Supplemental Figure S2

Comparative transforming growth factor (TGF)-β, IL-10, and interferon (IFN)-γ production by Daf1^−/−, wild-type (WT), and C3ar1^–/–C5ar1^−/− CD4⁺ cells and effects of C3a/C5a signaling on the phenotypes of dendritic cells (DCs) from each genotype. A and B: A total of 1 × 10⁶ splenocytes from WT, Daf1^–/–, and Daf1^–/–C3ar1^–/–C5ar1^–/– mice were incubated in RPMI 1640 media for 24 hours, after which IFN-γ, IL-10, and TGF-β1 expression levels were assayed by internal staining. A: Left panel: Representative histograms. Right panel: Mean fluorescent intensity (MFI). C: Phenotypes of DCs from each genotype homeostatically (left and middle panels) and the inability of anti-C3a/anti-C5a monoclonal antibody blockade to reverse the maturity of Daf1^−/− DCs (right panel).

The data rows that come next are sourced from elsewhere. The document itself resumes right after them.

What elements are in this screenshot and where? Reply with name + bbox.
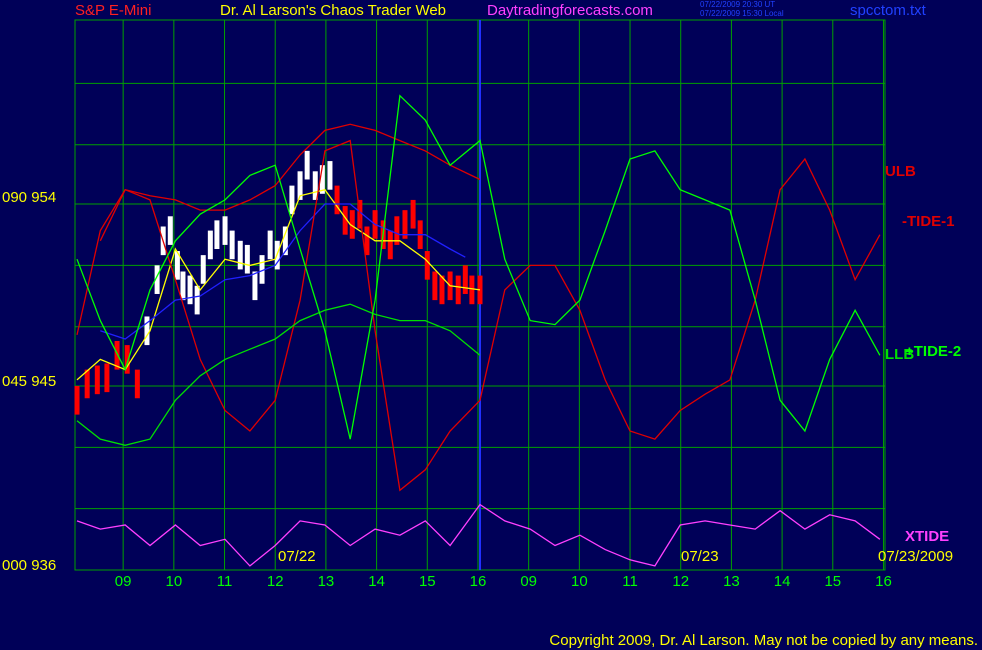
x-tick-label: 09 (520, 573, 537, 590)
series-label: XTIDE (905, 528, 949, 545)
x-tick-label: 10 (571, 573, 588, 590)
series-line (76, 139, 881, 492)
chart-title: Dr. Al Larson's Chaos Trader Web (220, 2, 446, 19)
x-tick-label: 12 (672, 573, 689, 590)
x-tick-label: 16 (875, 573, 892, 590)
series-line (76, 303, 481, 446)
timestamp: 07/22/2009 15:30 Local (700, 9, 784, 18)
timestamp: 07/22/2009 20:30 UT (700, 0, 775, 9)
copyright: Copyright 2009, Dr. Al Larson. May not b… (549, 632, 978, 649)
series-line (76, 503, 881, 567)
x-tick-label: 15 (824, 573, 841, 590)
x-tick-label: 16 (470, 573, 487, 590)
date-label: 07/23/2009 (878, 548, 953, 565)
series-line (76, 94, 881, 440)
y-tick-label: 045 945 (2, 373, 56, 390)
symbol: S&P E-Mini (75, 2, 151, 19)
date-label: 07/22 (278, 548, 316, 565)
x-tick-label: 14 (774, 573, 791, 590)
file-name: spcctom.txt (850, 2, 927, 19)
x-tick-label: 11 (217, 573, 233, 590)
x-tick-label: 10 (165, 573, 182, 590)
site: Daytradingforecasts.com (487, 2, 653, 19)
x-tick-label: 13 (723, 573, 740, 590)
y-tick-label: 000 936 (2, 557, 56, 574)
series-label: LLB (885, 346, 914, 363)
x-tick-label: 09 (115, 573, 132, 590)
x-tick-label: 15 (419, 573, 436, 590)
series-label: +TIDE-2 (905, 343, 961, 360)
series-line (76, 188, 481, 381)
series-line (100, 203, 466, 340)
series-line (99, 123, 481, 242)
plot (74, 94, 881, 567)
x-tick-label: 14 (368, 573, 385, 590)
series-label: ULB (885, 163, 916, 180)
y-tick-label: 090 954 (2, 189, 56, 206)
date-label: 07/23 (681, 548, 719, 565)
x-tick-label: 13 (318, 573, 335, 590)
x-tick-label: 12 (267, 573, 284, 590)
series-label: -TIDE-1 (902, 213, 955, 230)
x-tick-label: 11 (622, 573, 638, 590)
grid (75, 20, 885, 570)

D: Effects of C3a/C5a or C3ar1/C5ar1 antagonists on costimulatory and coinhibitory molecule expression by WT CD11c⁺ F40^– DCs. n = 6 (A, right panel, B, left and right panels, and D). ^∗P < 0.05, ^∗∗P < 0.01. MHC, major histocompatibility complex.

Supplemental Figure S3

Representative flow cytometry plots. Representative flow plots from CD103⁺CD11c⁺ (A) and wild-type (WT), Daf1^–/–, and C3ar1^–/–C5ar1^–/– (B) dendritic cells assayed for B7-1, B7-2, CD40, PD-L1, and ICOS-L expression levels by flow cytometry. smLN, submandibular lymph node.